When I was my son’s age, my family got involved in Orienteering. I ended up competing for a number of years and having a lot of fun with it. It was a great thing to do as a family, as it involves everyone (problem solving, map reading, exploring).
Geocaching is in some ways the modern version of orienteering (not exactly, but there are enough similarities I’ll go with it). It involved a treasure hunt, tracking, and modern technology, all outdoors. For a 14 year old, who isn’t so easily convinced to go for a family walk (gone are the days when the enticement of finding a perfect stick would suffice), geocaching is a great draw.

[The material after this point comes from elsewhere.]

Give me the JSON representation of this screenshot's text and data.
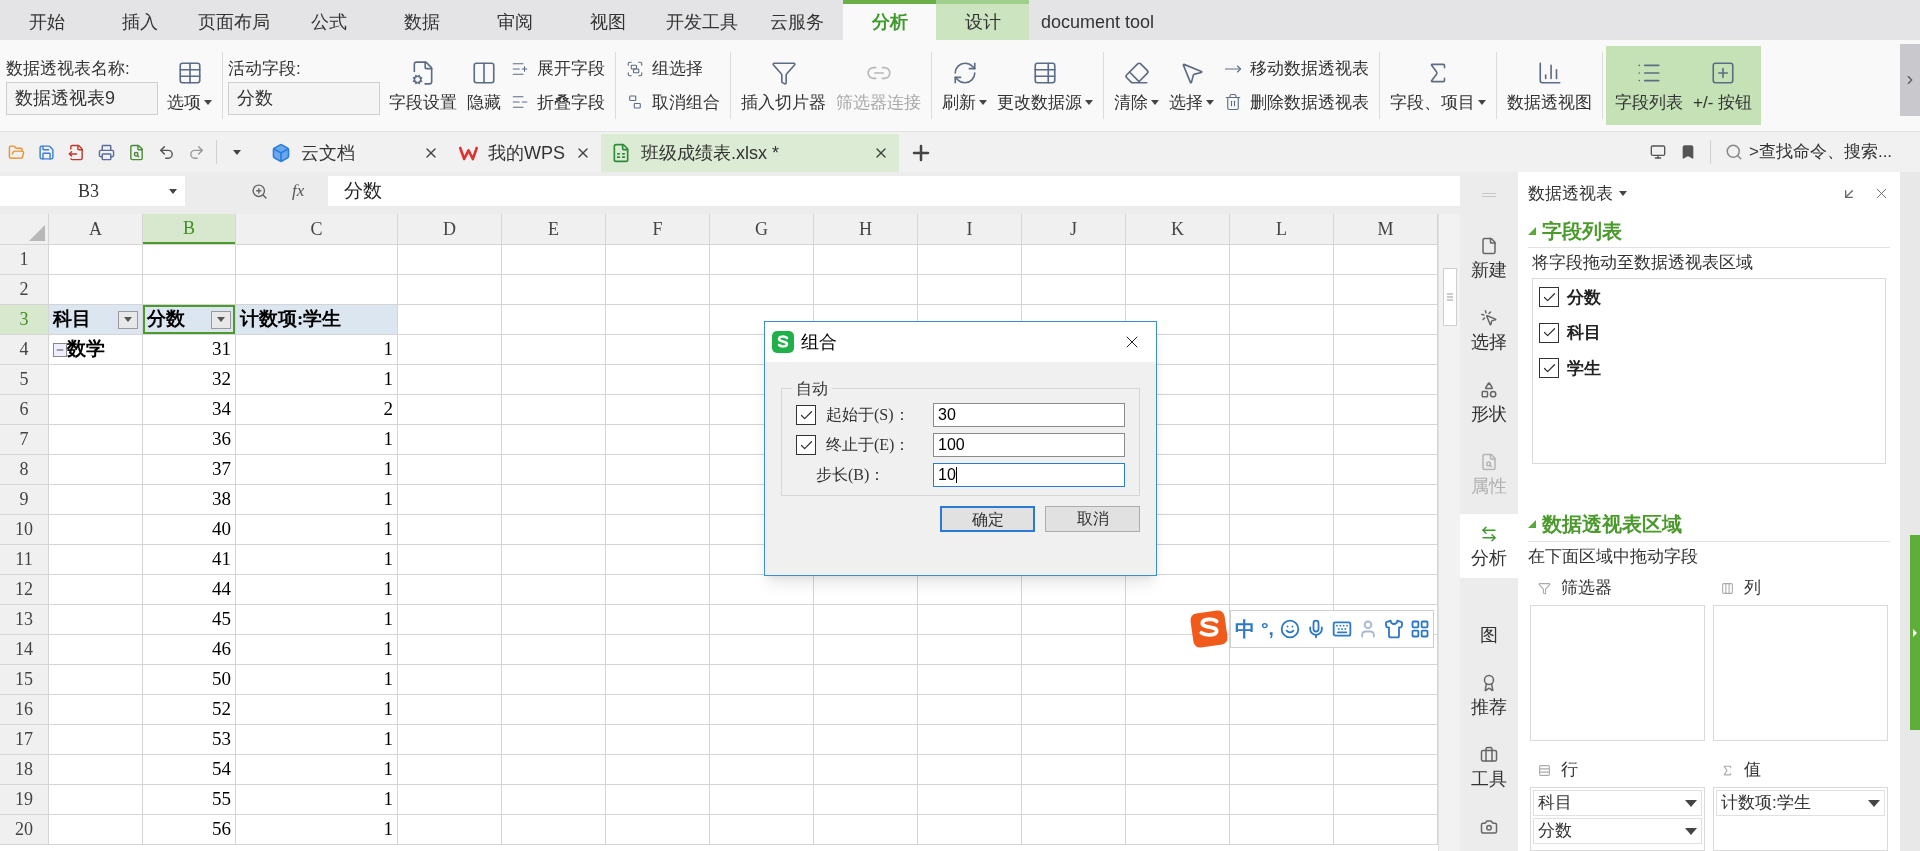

Last weekend we headed out on foot and bike to some local trails, which start just a 10 minute walk from our house.
A trail map would have helped on this day, but we got it figured out. The GPS was very accurate, which was a relief. Once you get to the spot though, there is the searching for the cache. That can take a while.
We did four caches, and were successful in finding each one. Even better, we all found at least one each.
The dog likes to come along as well, and keeps himself happily entertained when we reach a cache site and are all pre-occupied searching. Perhaps we should pay a little more attention to what he’s doing…
A great family day, and hopefully one which will be repeated a number of times. If you haven’t tried geocaching, you no longer need a GPS unit for it even – apparently there is now a geocaching app for smart phones. Caches are downloaded from the http://www.geocaching.com website. They say there are over 2 million caches world-wide! I highly recommend geocaching for anyone, as there are caches hidden right in city centres, in suburbs and in parks and wilderness areas – making it suitable for everyone.